10. Notices. All notices, requests, demands and other communications under this Agreement shall be in writing and shall be deemed to have been duly given (i) on the date of service if served personally on the party to whom notice is to be given; (ii) on the day of transmission if sent via electronic mail transmission to the electronic mail address given below (provided no rejection notice is received by the sender); (iii) on the day after delivery to Federal Express or similar overnight courier or the Express Mail service maintained by the United States Postal Service; or (iv) on the fifth (5th) day after mailing, if mailed to the party to whom notice is to be given, by first class mail, registered or certified, postage prepaid and properly addressed, to the party as follows:
If to Pubco:
Forge Nano, Inc.
▇▇▇▇▇ ▇▇▇▇▇ ▇▇. #▇▇▇
Thornton, CO 80241
Attn: ▇▇▇▇ ▇▇▇▇▇▇, CEO
E-mail: [*********]
with a copy to:
▇▇▇▇, ▇▇▇▇▇, ▇▇▇▇▇▇▇, ▇▇▇▇▇▇▇ & ▇▇▇▇▇▇▇▇ LLP
▇▇▇▇ ▇▇▇▇▇▇ ▇▇ ▇▇▇ ▇▇▇▇▇▇▇▇
New York, New York 10019-6064
Attn: ▇▇▇▇▇▇▇▇ ▇. ▇▇▇▇▇▇▇▇▇
E-mail: [*********]
If to the Subject Party:
To the address set forth on the signature page attached hereto.

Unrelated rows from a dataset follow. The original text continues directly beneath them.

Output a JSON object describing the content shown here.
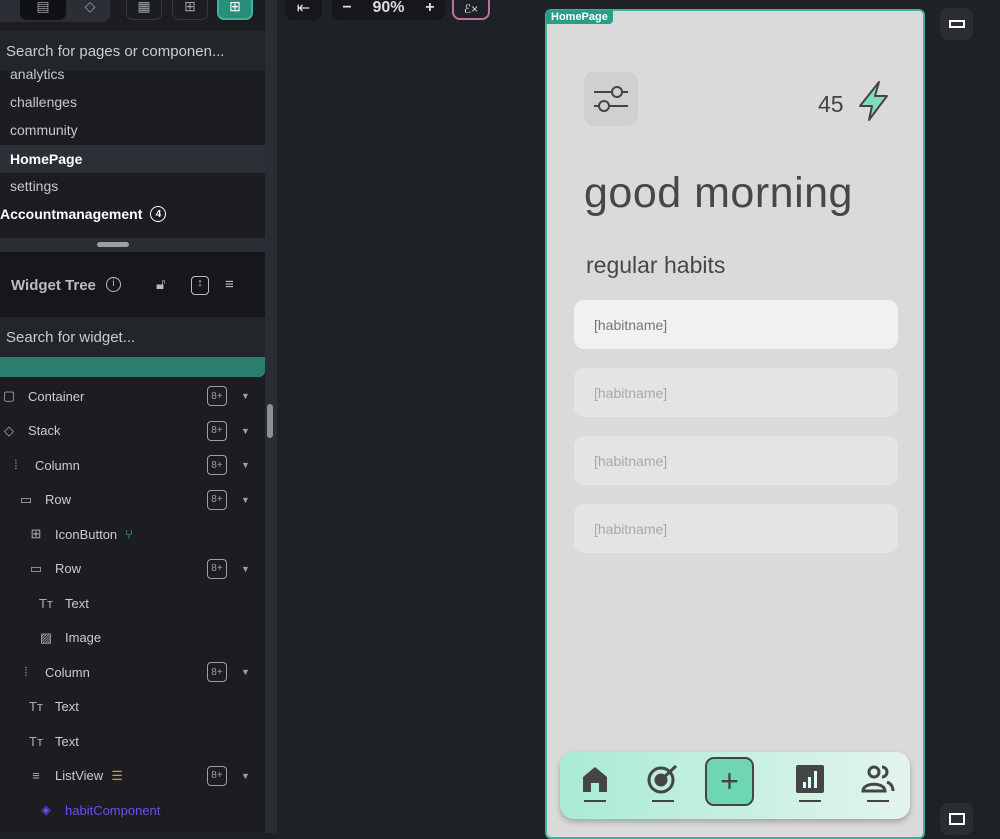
{
  "sidebar": {
    "search_pages_placeholder": "Search for pages or componen...",
    "pages": [
      "analytics",
      "challenges",
      "community",
      "HomePage",
      "settings"
    ],
    "selected_page": "HomePage",
    "folder": {
      "label": "Accountmanagement",
      "count": "4"
    },
    "widget_tree": {
      "title": "Widget Tree",
      "search_placeholder": "Search for widget...",
      "items": [
        {
          "label": "Container",
          "icon": "container-icon"
        },
        {
          "label": "Stack",
          "icon": "stack-icon"
        },
        {
          "label": "Column",
          "icon": "column-icon"
        },
        {
          "label": "Row",
          "icon": "row-icon"
        },
        {
          "label": "IconButton",
          "icon": "icon-button-icon"
        },
        {
          "label": "Row",
          "icon": "row-icon"
        },
        {
          "label": "Text",
          "icon": "text-icon"
        },
        {
          "label": "Image",
          "icon": "image-icon"
        },
        {
          "label": "Column",
          "icon": "column-icon"
        },
        {
          "label": "Text",
          "icon": "text-icon"
        },
        {
          "label": "Text",
          "icon": "text-icon"
        },
        {
          "label": "ListView",
          "icon": "list-icon"
        },
        {
          "label": "habitComponent",
          "icon": "component-icon"
        }
      ]
    }
  },
  "canvas": {
    "zoom": "90%",
    "page_label": "HomePage"
  },
  "app": {
    "streak": "45",
    "greeting": "good morning",
    "section": "regular habits",
    "habits": [
      "[habitname]",
      "[habitname]",
      "[habitname]",
      "[habitname]"
    ],
    "nav": [
      "home",
      "goals",
      "add",
      "analytics",
      "community"
    ]
  },
  "colors": {
    "accent": "#3eb39b",
    "component": "#6b4ff0",
    "bolt": "#7fdcc0"
  }
}
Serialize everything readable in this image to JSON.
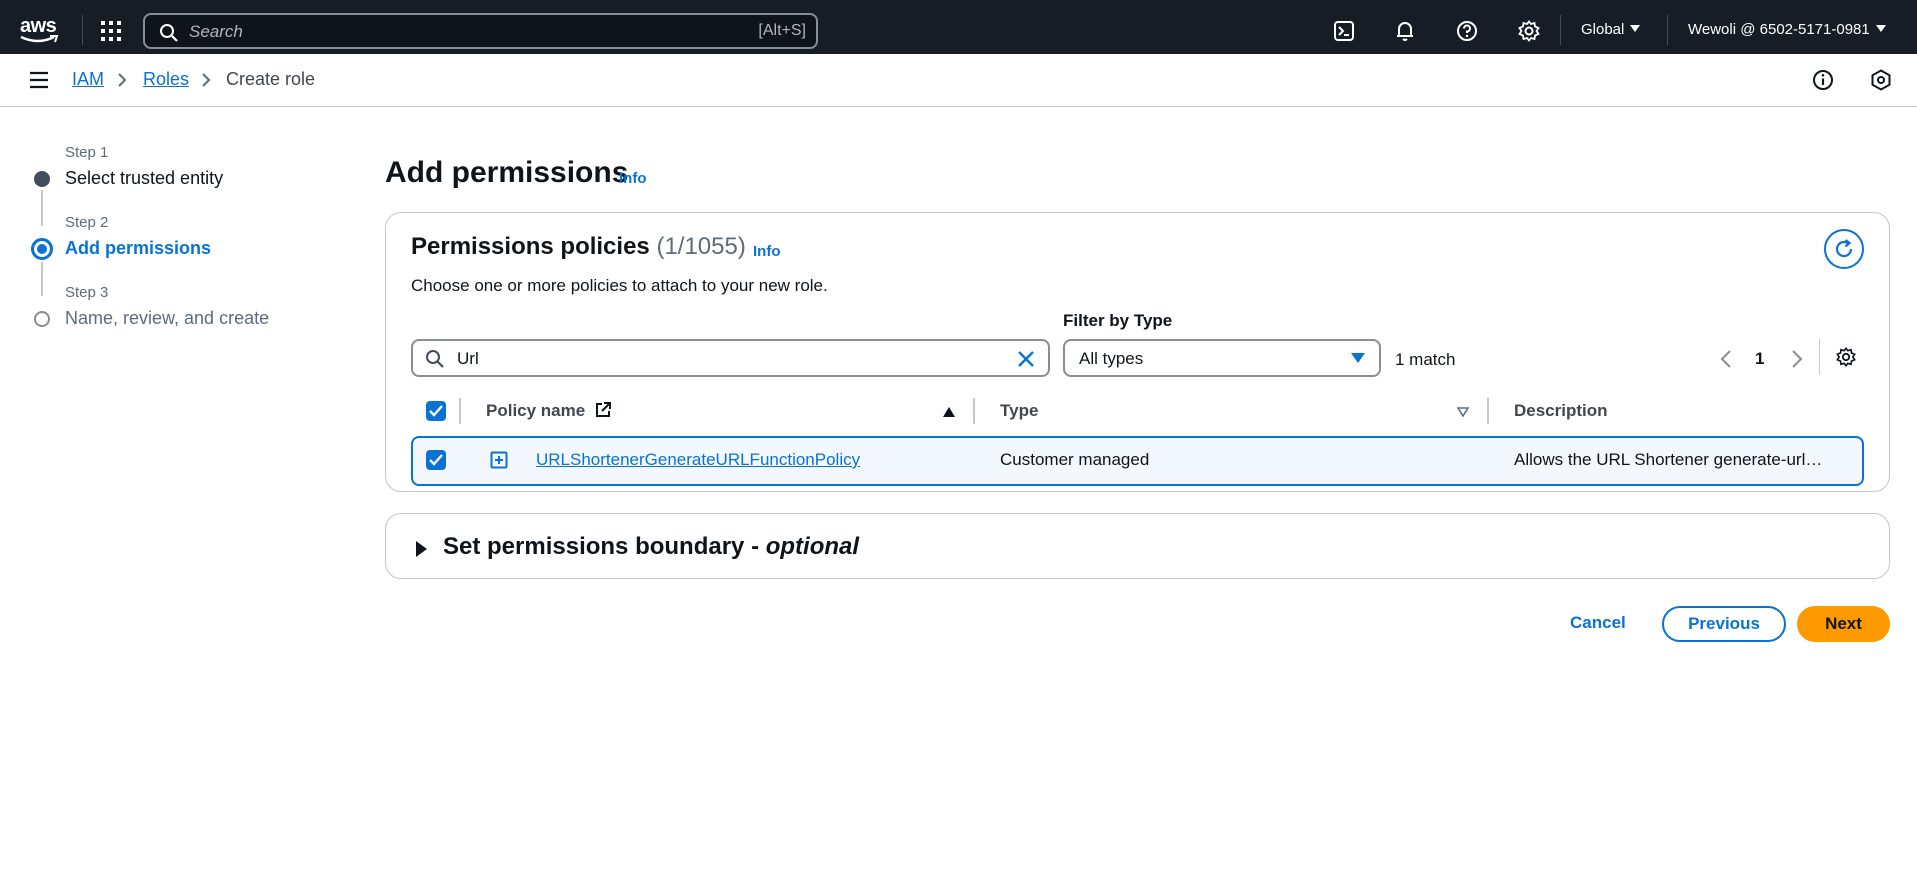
{
  "topnav": {
    "logo_text": "aws",
    "search_placeholder": "Search",
    "search_shortcut": "[Alt+S]",
    "region": "Global",
    "account": "Wewoli @ 6502-5171-0981"
  },
  "breadcrumb": {
    "items": [
      "IAM",
      "Roles",
      "Create role"
    ]
  },
  "wizard": {
    "steps": [
      {
        "label": "Step 1",
        "title": "Select trusted entity",
        "state": "completed"
      },
      {
        "label": "Step 2",
        "title": "Add permissions",
        "state": "active"
      },
      {
        "label": "Step 3",
        "title": "Name, review, and create",
        "state": "pending"
      }
    ]
  },
  "main": {
    "title": "Add permissions",
    "info_label": "Info"
  },
  "policies": {
    "title": "Permissions policies",
    "count": "(1/1055)",
    "info_label": "Info",
    "description": "Choose one or more policies to attach to your new role.",
    "search_value": "Url",
    "filter_label": "Filter by Type",
    "filter_value": "All types",
    "match_text": "1 match",
    "page_number": "1",
    "columns": [
      "Policy name",
      "Type",
      "Description"
    ],
    "rows": [
      {
        "name": "URLShortenerGenerateURLFunctionPolicy",
        "type": "Customer managed",
        "description": "Allows the URL Shortener generate-url…",
        "selected": true
      }
    ]
  },
  "boundary": {
    "title": "Set permissions boundary - ",
    "optional": "optional"
  },
  "actions": {
    "cancel": "Cancel",
    "previous": "Previous",
    "next": "Next"
  },
  "colors": {
    "nav_bg": "#161d26",
    "link": "#0972d3",
    "primary_button": "#ff9900",
    "selected_row_bg": "#f2f8fd"
  }
}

Any party may change its address for the purpose of this Section 10 by giving the other parties written notice of its new address in the manner set forth above.
11. Miscellaneous.
(a) Captions. The captions in this Agreement are for convenience only and shall not be considered a part of or affect the construction or interpretation of any provision of this Agreement.
(b) Severability. If any term or other provision of this Agreement is invalid, illegal, or incapable of being enforced as a result of any Applicable Law or public policy, all other terms or provisions of this Agreement shall nevertheless remain in full force and effect so long as the economic or legal substance of the transactions contemplated hereby is not affected in any manner material to any party. Upon such determination that any term or other provision is invalid, illegal, or incapable of being enforced, the parties hereto shall negotiate in good faith to modify this Agreement so as to effect the original intent of the parties as closely as possible.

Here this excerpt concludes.